I saved the best for last and will let the trail of
self-entertainment lead you on. In one of my stats classes in the day, we talked about interesting correlations that can be made and use it as a
funny illustration of why correlation does not equal causation. I have to
credit our statistics professor (who will be happy to remain unnamed here) for
the next 2 examples. Consider first, the correlation of Catholic mass
attendance the church offering plate cash received by protestants. Both of them
are highly correlated, but we can obviously expect that one is not caused by
the other. How could increasing the number of people at one church increase the
money received at another? That would mean that the best plan for protestant
churches to make money and grow would be to recruit Catholics to their
neighboring church. Common sense should dictate this is absurd. His other
primary example is the relationship between marriage and death. Being married,
I find it particularly funny that over time as more people have gotten married,
more people have also died. The two are highly correlated, and no wonder as our
country’s population has also grown during the same time. Another outside
source that highlights the plight of poor regression was Bobby Henderson in his
2005 letter to the Kansas State Board of Education when he proposed the ideas
that led to “pastafarianism”. In that letter, he highlights how as global
temperatures rise, the number of pirates has declined steadily over the past
200 years ().
Both of these are highly correlated and he stipulated that he was concerned
global warming could wipe out our pirates.

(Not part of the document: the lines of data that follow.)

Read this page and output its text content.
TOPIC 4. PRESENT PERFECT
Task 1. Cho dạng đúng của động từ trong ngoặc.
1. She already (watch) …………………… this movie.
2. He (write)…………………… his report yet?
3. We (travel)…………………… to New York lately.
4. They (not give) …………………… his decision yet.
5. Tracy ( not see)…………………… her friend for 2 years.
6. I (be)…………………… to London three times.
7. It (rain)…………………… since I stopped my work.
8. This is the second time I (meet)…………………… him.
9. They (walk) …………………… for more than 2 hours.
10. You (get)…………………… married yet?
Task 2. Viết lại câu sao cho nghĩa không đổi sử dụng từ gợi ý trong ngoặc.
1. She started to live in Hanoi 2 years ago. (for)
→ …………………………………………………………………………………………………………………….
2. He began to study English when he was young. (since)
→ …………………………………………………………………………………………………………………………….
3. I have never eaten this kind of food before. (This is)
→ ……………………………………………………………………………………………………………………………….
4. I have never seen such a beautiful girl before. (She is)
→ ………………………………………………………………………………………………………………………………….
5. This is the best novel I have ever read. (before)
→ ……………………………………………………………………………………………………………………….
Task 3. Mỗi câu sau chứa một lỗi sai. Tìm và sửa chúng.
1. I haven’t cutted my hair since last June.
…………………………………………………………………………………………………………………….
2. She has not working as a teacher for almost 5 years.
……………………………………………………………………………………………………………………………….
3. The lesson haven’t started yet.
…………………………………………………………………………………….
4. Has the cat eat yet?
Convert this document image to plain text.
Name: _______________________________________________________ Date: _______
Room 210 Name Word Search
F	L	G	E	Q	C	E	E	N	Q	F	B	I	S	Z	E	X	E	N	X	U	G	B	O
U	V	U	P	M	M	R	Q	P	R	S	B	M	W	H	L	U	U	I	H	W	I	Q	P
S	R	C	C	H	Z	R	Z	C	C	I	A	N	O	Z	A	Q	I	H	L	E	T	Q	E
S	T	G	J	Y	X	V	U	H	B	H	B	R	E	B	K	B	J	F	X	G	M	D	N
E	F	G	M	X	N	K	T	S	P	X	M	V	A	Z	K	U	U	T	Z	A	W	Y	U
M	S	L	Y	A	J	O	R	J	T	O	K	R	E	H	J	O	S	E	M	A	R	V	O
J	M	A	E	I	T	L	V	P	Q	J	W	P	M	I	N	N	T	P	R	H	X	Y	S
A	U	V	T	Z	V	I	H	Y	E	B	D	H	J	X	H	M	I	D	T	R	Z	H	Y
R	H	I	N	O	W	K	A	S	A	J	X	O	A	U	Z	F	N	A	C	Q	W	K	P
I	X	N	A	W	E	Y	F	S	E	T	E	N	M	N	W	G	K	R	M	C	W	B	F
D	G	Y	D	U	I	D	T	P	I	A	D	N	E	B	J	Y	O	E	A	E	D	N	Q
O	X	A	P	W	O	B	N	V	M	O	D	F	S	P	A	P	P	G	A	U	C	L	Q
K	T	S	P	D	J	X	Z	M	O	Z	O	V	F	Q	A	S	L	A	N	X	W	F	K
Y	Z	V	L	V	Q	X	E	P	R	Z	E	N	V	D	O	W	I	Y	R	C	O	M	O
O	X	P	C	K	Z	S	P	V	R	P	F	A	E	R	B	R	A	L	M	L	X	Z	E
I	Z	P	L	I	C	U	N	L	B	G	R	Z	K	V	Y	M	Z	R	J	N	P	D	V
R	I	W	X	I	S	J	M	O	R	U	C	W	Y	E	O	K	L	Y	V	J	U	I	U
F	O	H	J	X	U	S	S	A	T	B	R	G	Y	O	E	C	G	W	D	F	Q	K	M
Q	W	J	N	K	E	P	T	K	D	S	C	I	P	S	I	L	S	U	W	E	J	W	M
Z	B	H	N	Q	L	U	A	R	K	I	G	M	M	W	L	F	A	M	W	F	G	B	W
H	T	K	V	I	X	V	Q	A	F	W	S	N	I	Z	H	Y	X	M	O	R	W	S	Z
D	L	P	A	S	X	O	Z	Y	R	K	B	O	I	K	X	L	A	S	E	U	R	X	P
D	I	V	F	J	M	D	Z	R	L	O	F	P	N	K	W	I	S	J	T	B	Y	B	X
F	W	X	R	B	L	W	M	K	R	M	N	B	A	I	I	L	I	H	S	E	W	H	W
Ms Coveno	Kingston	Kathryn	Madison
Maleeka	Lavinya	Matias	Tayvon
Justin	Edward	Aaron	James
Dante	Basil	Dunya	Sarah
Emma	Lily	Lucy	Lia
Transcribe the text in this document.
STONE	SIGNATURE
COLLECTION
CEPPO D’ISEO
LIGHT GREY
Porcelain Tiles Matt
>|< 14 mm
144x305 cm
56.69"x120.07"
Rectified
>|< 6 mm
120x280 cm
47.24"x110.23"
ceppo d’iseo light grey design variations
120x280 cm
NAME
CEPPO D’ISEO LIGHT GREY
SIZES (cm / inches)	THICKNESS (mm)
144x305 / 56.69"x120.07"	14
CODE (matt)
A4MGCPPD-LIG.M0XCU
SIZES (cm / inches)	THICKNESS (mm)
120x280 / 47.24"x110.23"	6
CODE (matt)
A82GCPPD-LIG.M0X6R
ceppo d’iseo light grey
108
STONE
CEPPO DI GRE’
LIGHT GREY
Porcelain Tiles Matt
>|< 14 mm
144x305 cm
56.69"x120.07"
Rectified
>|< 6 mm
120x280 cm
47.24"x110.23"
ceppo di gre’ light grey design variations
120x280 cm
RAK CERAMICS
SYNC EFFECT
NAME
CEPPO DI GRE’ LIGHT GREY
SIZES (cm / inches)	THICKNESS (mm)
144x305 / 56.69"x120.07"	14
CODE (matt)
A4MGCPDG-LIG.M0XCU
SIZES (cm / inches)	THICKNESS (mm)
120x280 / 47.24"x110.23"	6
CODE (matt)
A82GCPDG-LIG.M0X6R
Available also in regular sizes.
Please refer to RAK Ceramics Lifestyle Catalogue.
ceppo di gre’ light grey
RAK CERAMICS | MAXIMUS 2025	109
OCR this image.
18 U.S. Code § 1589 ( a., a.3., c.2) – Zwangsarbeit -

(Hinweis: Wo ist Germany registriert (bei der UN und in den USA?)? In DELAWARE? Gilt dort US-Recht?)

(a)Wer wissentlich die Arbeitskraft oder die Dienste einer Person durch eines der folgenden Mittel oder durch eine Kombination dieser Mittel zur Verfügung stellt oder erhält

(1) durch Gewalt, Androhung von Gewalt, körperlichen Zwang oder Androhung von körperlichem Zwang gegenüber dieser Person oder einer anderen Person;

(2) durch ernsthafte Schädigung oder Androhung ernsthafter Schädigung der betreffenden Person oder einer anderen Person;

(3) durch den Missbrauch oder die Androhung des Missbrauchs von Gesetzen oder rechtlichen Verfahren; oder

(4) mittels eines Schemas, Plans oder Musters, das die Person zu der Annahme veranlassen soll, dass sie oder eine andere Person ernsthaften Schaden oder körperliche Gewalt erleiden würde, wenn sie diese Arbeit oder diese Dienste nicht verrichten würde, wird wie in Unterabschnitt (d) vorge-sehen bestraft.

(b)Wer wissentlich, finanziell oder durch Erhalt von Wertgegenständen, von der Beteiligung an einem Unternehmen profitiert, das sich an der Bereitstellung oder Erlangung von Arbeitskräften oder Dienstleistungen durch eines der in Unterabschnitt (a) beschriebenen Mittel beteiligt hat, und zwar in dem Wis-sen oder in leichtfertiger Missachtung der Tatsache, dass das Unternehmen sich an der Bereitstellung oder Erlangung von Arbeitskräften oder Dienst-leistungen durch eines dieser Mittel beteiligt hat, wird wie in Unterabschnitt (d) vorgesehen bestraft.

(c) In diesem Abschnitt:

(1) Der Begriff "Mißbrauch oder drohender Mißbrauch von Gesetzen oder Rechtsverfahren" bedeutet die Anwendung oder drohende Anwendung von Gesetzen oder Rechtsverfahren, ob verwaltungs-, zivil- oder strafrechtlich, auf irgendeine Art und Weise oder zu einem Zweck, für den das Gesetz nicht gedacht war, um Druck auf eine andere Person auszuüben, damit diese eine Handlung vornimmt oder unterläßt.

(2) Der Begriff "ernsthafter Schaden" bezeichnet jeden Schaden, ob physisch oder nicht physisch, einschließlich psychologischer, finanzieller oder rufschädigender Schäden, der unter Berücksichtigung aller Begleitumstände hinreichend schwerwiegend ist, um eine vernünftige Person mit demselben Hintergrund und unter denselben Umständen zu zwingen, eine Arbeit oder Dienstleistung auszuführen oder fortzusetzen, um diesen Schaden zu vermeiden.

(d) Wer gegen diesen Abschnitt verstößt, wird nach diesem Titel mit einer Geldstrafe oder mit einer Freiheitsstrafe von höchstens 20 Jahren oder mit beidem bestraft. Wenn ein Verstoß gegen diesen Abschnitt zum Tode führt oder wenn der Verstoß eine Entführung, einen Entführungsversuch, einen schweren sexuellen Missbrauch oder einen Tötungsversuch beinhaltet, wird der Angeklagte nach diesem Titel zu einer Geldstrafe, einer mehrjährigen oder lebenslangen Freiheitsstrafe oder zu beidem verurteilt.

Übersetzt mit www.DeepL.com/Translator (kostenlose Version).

Laugh if you will, but Nancy’s abuse
of correlation is not really funny.
Correlation is supposed to help us see where things might be related but cannot be attributed as cause and effect. Even worse is when bad correlations are made with fudged data. Unfortunately, Celiac disease is genetically inherited and while historically these people would have died off, we have ffound ways to help save them and treat their condition. This is good. Blaming the perpetuation of a disease on farmers is bad, and incorrect. As our population grows and we carry diseases with us in our genes, it is a fact among the shadows of this bad article that Celiac is becoming more prevalent and visible. But we cannot turn and blame the industry that feeds our survival - literally biting off the hands that feed us. They are more invested in quality food production than anyone else, passing on farms to future generations in a tradition of love for the soil and its fruits.